Around this rather over-schematic central theme and plot-strand are a variety of characters, each with their own story: Brita Nilsson, the photographer, who specialises in taking pictures of writers; Scott, a young fan of Gray’s who managed to track him down and insinuate himself into his household as his secretary; and Karen, Scott’s girlfriend, a psychologically fragile ex-Moonie, whose presence in the novel provides an alibi for the virtuoso set-piece with which the book opens: a mass wedding at Shea Stadium of 6500 Moonie couples. Several other big scenes in the book involve crowds or the images of crowds: in one of them, Karen watches the Hillsborough disaster on television; in another, she watches the funeral of Ayatollah Khomeini. Both accounts are extremely vivid, and rather disruptive of the novel qua novel: the extent to which these passages evoke the events they describe is the precise extent to which they don’t, in fictional terms, ‘work’.

Part of the trouble with the book is that DeLillo, for the duration of writing it, seems to have committed himself to Bill Gray’s ideas, and incorporated them into the very structure of the novel, which tries to force home Gray’s arguments that ‘what terrorists gain, novelists lose’. This, oddly enough, is to do those ideas a disservice, as, in Keats’s famous words, ‘we hate poetry that has a palpable design on us.’ I don’t think I will be the only reader of Mao II to miss DeLillo in his comic vein, the comic vein which hasn’t at all precluded seriousness in his other work; its absence in Mao II is, I’m afraid, likely to have something to do with a vocational self-importance. ‘Every sentence has a truth waiting at the end of it and the writer learns how to know it when he finally gets there.
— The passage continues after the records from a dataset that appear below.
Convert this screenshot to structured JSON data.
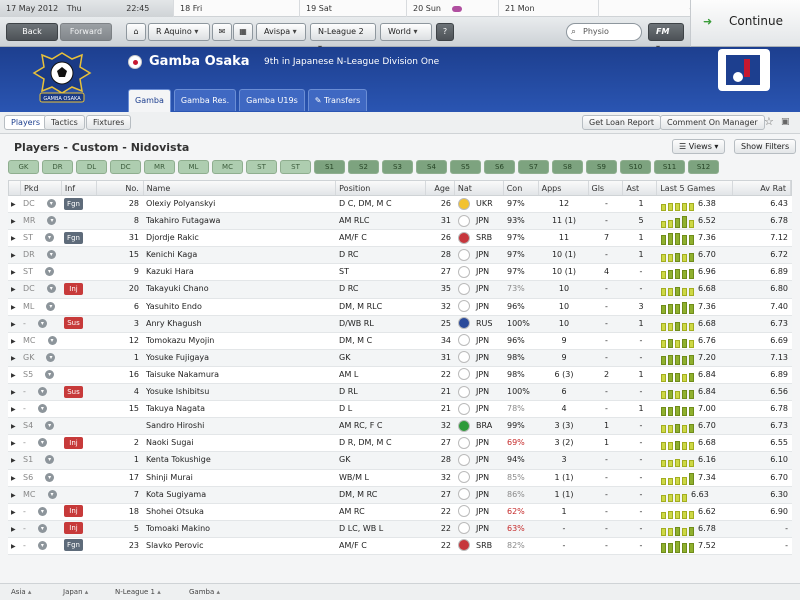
{
  "dates": [
    {
      "date": "17 May 2012",
      "day": "Thu",
      "time": "22:45",
      "current": true
    },
    {
      "date": "18",
      "day": "Fri"
    },
    {
      "date": "19",
      "day": "Sat"
    },
    {
      "date": "20",
      "day": "Sun",
      "match": true
    },
    {
      "date": "21",
      "day": "Mon"
    }
  ],
  "nav": {
    "back": "Back",
    "forward": "Forward",
    "manager": "R Aquino",
    "team_dd": "Avispa",
    "league_dd": "N-League 2",
    "world_dd": "World",
    "help": "?",
    "search_placeholder": "Physio",
    "fm_menu": "FM",
    "continue": "Continue"
  },
  "club": {
    "name": "Gamba Osaka",
    "subtitle": "9th in Japanese N-League Division One",
    "crest_text": "GAMBA OSAKA",
    "colors": {
      "primary": "#1d3f8f",
      "accent": "#2a55b2"
    }
  },
  "tabs": [
    {
      "label": "Gamba",
      "active": true
    },
    {
      "label": "Gamba Res."
    },
    {
      "label": "Gamba U19s"
    },
    {
      "label": "Transfers"
    }
  ],
  "subnav": {
    "players": "Players",
    "tactics": "Tactics",
    "fixtures": "Fixtures",
    "loan_report": "Get Loan Report",
    "comment": "Comment On Manager"
  },
  "page": {
    "title": "Players - Custom - Nidovista",
    "views": "Views",
    "show_filters": "Show Filters"
  },
  "positions": [
    "GK",
    "DR",
    "DL",
    "DC",
    "MR",
    "ML",
    "MC",
    "ST",
    "ST",
    "S1",
    "S2",
    "S3",
    "S4",
    "S5",
    "S6",
    "S7",
    "S8",
    "S9",
    "S10",
    "S11",
    "S12"
  ],
  "table": {
    "headers": [
      "",
      "Pkd",
      "Inf",
      "No.",
      "Name",
      "Position",
      "Age",
      "Nat",
      "Con",
      "Apps",
      "Gls",
      "Ast",
      "Last 5 Games",
      "Av Rat"
    ],
    "rows": [
      {
        "pkd": "DC",
        "inf": "Fgn",
        "no": "28",
        "name": "Olexiy Polyanskyi",
        "pos": "D C, DM, M C",
        "age": "26",
        "nat": "UKR",
        "con": "97%",
        "apps": "12",
        "gls": "-",
        "ast": "1",
        "last": "6.38",
        "avr": "6.43",
        "form": [
          0.5,
          0.6,
          0.6,
          0.6,
          0.6
        ]
      },
      {
        "pkd": "MR",
        "inf": "",
        "no": "8",
        "name": "Takahiro Futagawa",
        "pos": "AM RLC",
        "age": "31",
        "nat": "JPN",
        "con": "93%",
        "apps": "11 (1)",
        "gls": "-",
        "ast": "5",
        "last": "6.52",
        "avr": "6.78",
        "form": [
          0.5,
          0.6,
          0.8,
          0.9,
          0.6
        ]
      },
      {
        "pkd": "ST",
        "inf": "Fgn",
        "no": "31",
        "name": "Djordje Rakic",
        "pos": "AM/F C",
        "age": "26",
        "nat": "SRB",
        "con": "97%",
        "apps": "11",
        "gls": "7",
        "ast": "1",
        "last": "7.36",
        "avr": "7.12",
        "form": [
          0.8,
          0.9,
          0.9,
          0.8,
          0.8
        ]
      },
      {
        "pkd": "DR",
        "inf": "",
        "no": "15",
        "name": "Kenichi Kaga",
        "pos": "D RC",
        "age": "28",
        "nat": "JPN",
        "con": "97%",
        "apps": "10 (1)",
        "gls": "-",
        "ast": "1",
        "last": "6.70",
        "avr": "6.72",
        "form": [
          0.6,
          0.6,
          0.7,
          0.6,
          0.7
        ]
      },
      {
        "pkd": "ST",
        "inf": "",
        "no": "9",
        "name": "Kazuki Hara",
        "pos": "ST",
        "age": "27",
        "nat": "JPN",
        "con": "97%",
        "apps": "10 (1)",
        "gls": "4",
        "ast": "-",
        "last": "6.96",
        "avr": "6.89",
        "form": [
          0.6,
          0.7,
          0.8,
          0.7,
          0.8
        ]
      },
      {
        "pkd": "DC",
        "inf": "Inj",
        "no": "20",
        "name": "Takayuki Chano",
        "pos": "D RC",
        "age": "35",
        "nat": "JPN",
        "con": "73%",
        "apps": "10",
        "gls": "-",
        "ast": "-",
        "last": "6.68",
        "avr": "6.80",
        "form": [
          0.6,
          0.6,
          0.7,
          0.6,
          0.6
        ]
      },
      {
        "pkd": "ML",
        "inf": "",
        "no": "6",
        "name": "Yasuhito Endo",
        "pos": "DM, M RLC",
        "age": "32",
        "nat": "JPN",
        "con": "96%",
        "apps": "10",
        "gls": "-",
        "ast": "3",
        "last": "7.36",
        "avr": "7.40",
        "form": [
          0.7,
          0.8,
          0.8,
          0.9,
          0.8
        ]
      },
      {
        "pkd": "-",
        "inf": "Sus",
        "no": "3",
        "name": "Anry Khagush",
        "pos": "D/WB RL",
        "age": "25",
        "nat": "RUS",
        "con": "100%",
        "apps": "10",
        "gls": "-",
        "ast": "1",
        "last": "6.68",
        "avr": "6.73",
        "form": [
          0.6,
          0.6,
          0.7,
          0.6,
          0.6
        ]
      },
      {
        "pkd": "MC",
        "inf": "",
        "no": "12",
        "name": "Tomokazu Myojin",
        "pos": "DM, M C",
        "age": "34",
        "nat": "JPN",
        "con": "96%",
        "apps": "9",
        "gls": "-",
        "ast": "-",
        "last": "6.76",
        "avr": "6.69",
        "form": [
          0.6,
          0.7,
          0.6,
          0.7,
          0.6
        ]
      },
      {
        "pkd": "GK",
        "inf": "",
        "no": "1",
        "name": "Yosuke Fujigaya",
        "pos": "GK",
        "age": "31",
        "nat": "JPN",
        "con": "98%",
        "apps": "9",
        "gls": "-",
        "ast": "-",
        "last": "7.20",
        "avr": "7.13",
        "form": [
          0.7,
          0.8,
          0.8,
          0.7,
          0.8
        ]
      },
      {
        "pkd": "S5",
        "inf": "",
        "no": "16",
        "name": "Taisuke Nakamura",
        "pos": "AM L",
        "age": "22",
        "nat": "JPN",
        "con": "98%",
        "apps": "6 (3)",
        "gls": "2",
        "ast": "1",
        "last": "6.84",
        "avr": "6.89",
        "form": [
          0.6,
          0.7,
          0.7,
          0.6,
          0.7
        ]
      },
      {
        "pkd": "-",
        "inf": "Sus",
        "no": "4",
        "name": "Yosuke Ishibitsu",
        "pos": "D RL",
        "age": "21",
        "nat": "JPN",
        "con": "100%",
        "apps": "6",
        "gls": "-",
        "ast": "-",
        "last": "6.84",
        "avr": "6.56",
        "form": [
          0.6,
          0.7,
          0.6,
          0.7,
          0.7
        ]
      },
      {
        "pkd": "-",
        "inf": "",
        "no": "15",
        "name": "Takuya Nagata",
        "pos": "D L",
        "age": "21",
        "nat": "JPN",
        "con": "78%",
        "apps": "4",
        "gls": "-",
        "ast": "1",
        "last": "7.00",
        "avr": "6.78",
        "form": [
          0.7,
          0.7,
          0.8,
          0.7,
          0.7
        ]
      },
      {
        "pkd": "S4",
        "inf": "",
        "no": "",
        "name": "Sandro Hiroshi",
        "pos": "AM RC, F C",
        "age": "32",
        "nat": "BRA",
        "con": "99%",
        "apps": "3 (3)",
        "gls": "1",
        "ast": "-",
        "last": "6.70",
        "avr": "6.73",
        "form": [
          0.6,
          0.6,
          0.7,
          0.6,
          0.7
        ]
      },
      {
        "pkd": "-",
        "inf": "Inj",
        "no": "2",
        "name": "Naoki Sugai",
        "pos": "D R, DM, M C",
        "age": "27",
        "nat": "JPN",
        "con": "69%",
        "apps": "3 (2)",
        "gls": "1",
        "ast": "-",
        "last": "6.68",
        "avr": "6.55",
        "form": [
          0.6,
          0.6,
          0.7,
          0.6,
          0.6
        ]
      },
      {
        "pkd": "S1",
        "inf": "",
        "no": "1",
        "name": "Kenta Tokushige",
        "pos": "GK",
        "age": "28",
        "nat": "JPN",
        "con": "94%",
        "apps": "3",
        "gls": "-",
        "ast": "-",
        "last": "6.16",
        "avr": "6.10",
        "form": [
          0.5,
          0.5,
          0.6,
          0.5,
          0.5
        ]
      },
      {
        "pkd": "S6",
        "inf": "",
        "no": "17",
        "name": "Shinji Murai",
        "pos": "WB/M L",
        "age": "32",
        "nat": "JPN",
        "con": "85%",
        "apps": "1 (1)",
        "gls": "-",
        "ast": "-",
        "last": "7.34",
        "avr": "6.70",
        "form": [
          0.5,
          0.5,
          0.6,
          0.6,
          0.9
        ]
      },
      {
        "pkd": "MC",
        "inf": "",
        "no": "7",
        "name": "Kota Sugiyama",
        "pos": "DM, M RC",
        "age": "27",
        "nat": "JPN",
        "con": "86%",
        "apps": "1 (1)",
        "gls": "-",
        "ast": "-",
        "last": "6.63",
        "avr": "6.30",
        "form": [
          0,
          0.5,
          0.6,
          0.6,
          0.6
        ]
      },
      {
        "pkd": "-",
        "inf": "Inj",
        "no": "18",
        "name": "Shohei Otsuka",
        "pos": "AM RC",
        "age": "22",
        "nat": "JPN",
        "con": "62%",
        "apps": "1",
        "gls": "-",
        "ast": "-",
        "last": "6.62",
        "avr": "6.90",
        "form": [
          0.5,
          0.6,
          0.6,
          0.6,
          0.6
        ]
      },
      {
        "pkd": "-",
        "inf": "Inj",
        "no": "5",
        "name": "Tomoaki Makino",
        "pos": "D LC, WB L",
        "age": "22",
        "nat": "JPN",
        "con": "63%",
        "apps": "-",
        "gls": "-",
        "ast": "-",
        "last": "6.78",
        "avr": "-",
        "form": [
          0.6,
          0.6,
          0.7,
          0.6,
          0.7
        ]
      },
      {
        "pkd": "-",
        "inf": "Fgn",
        "no": "23",
        "name": "Slavko Perovic",
        "pos": "AM/F C",
        "age": "22",
        "nat": "SRB",
        "con": "82%",
        "apps": "-",
        "gls": "-",
        "ast": "-",
        "last": "7.52",
        "avr": "-",
        "form": [
          0.8,
          0.8,
          0.9,
          0.8,
          0.8
        ]
      }
    ]
  },
  "footer": [
    "Asia",
    "Japan",
    "N-League 1",
    "Gamba"
  ]
}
On one level this truth is the swing of the sentence, the beat and poise, but down deeper it’s the integrity of the writer as he matches with the language.’ Compare that portentous hokum with the one real moment of comedy in the novel, when Gray goes to lunch with his old editor friend, who has been complaining about how much writers complain:

‘It must be hard for you, dealing with these wretches day after day.’ ‘No, it’s easy. I take them to a major eatery. I say, Pooh pooh pooh. I say, Drinky drinky drinky. I tell them their books are doing splendidly in the chains. I tell them readers are flocking to the malls. I say, Coochy coochy coo. I recommend the roast monkfish with savoy cabbage. I tell them the reprint dealers are howling in the commodity pits. There is mini-series interest, there is audiocassette interest, the White House wants a copy for the den. I say, the publicity people are setting up tours. The Italians love the book completely. The Germans are groping for new levels of rapture. Oh my oh my oh my.’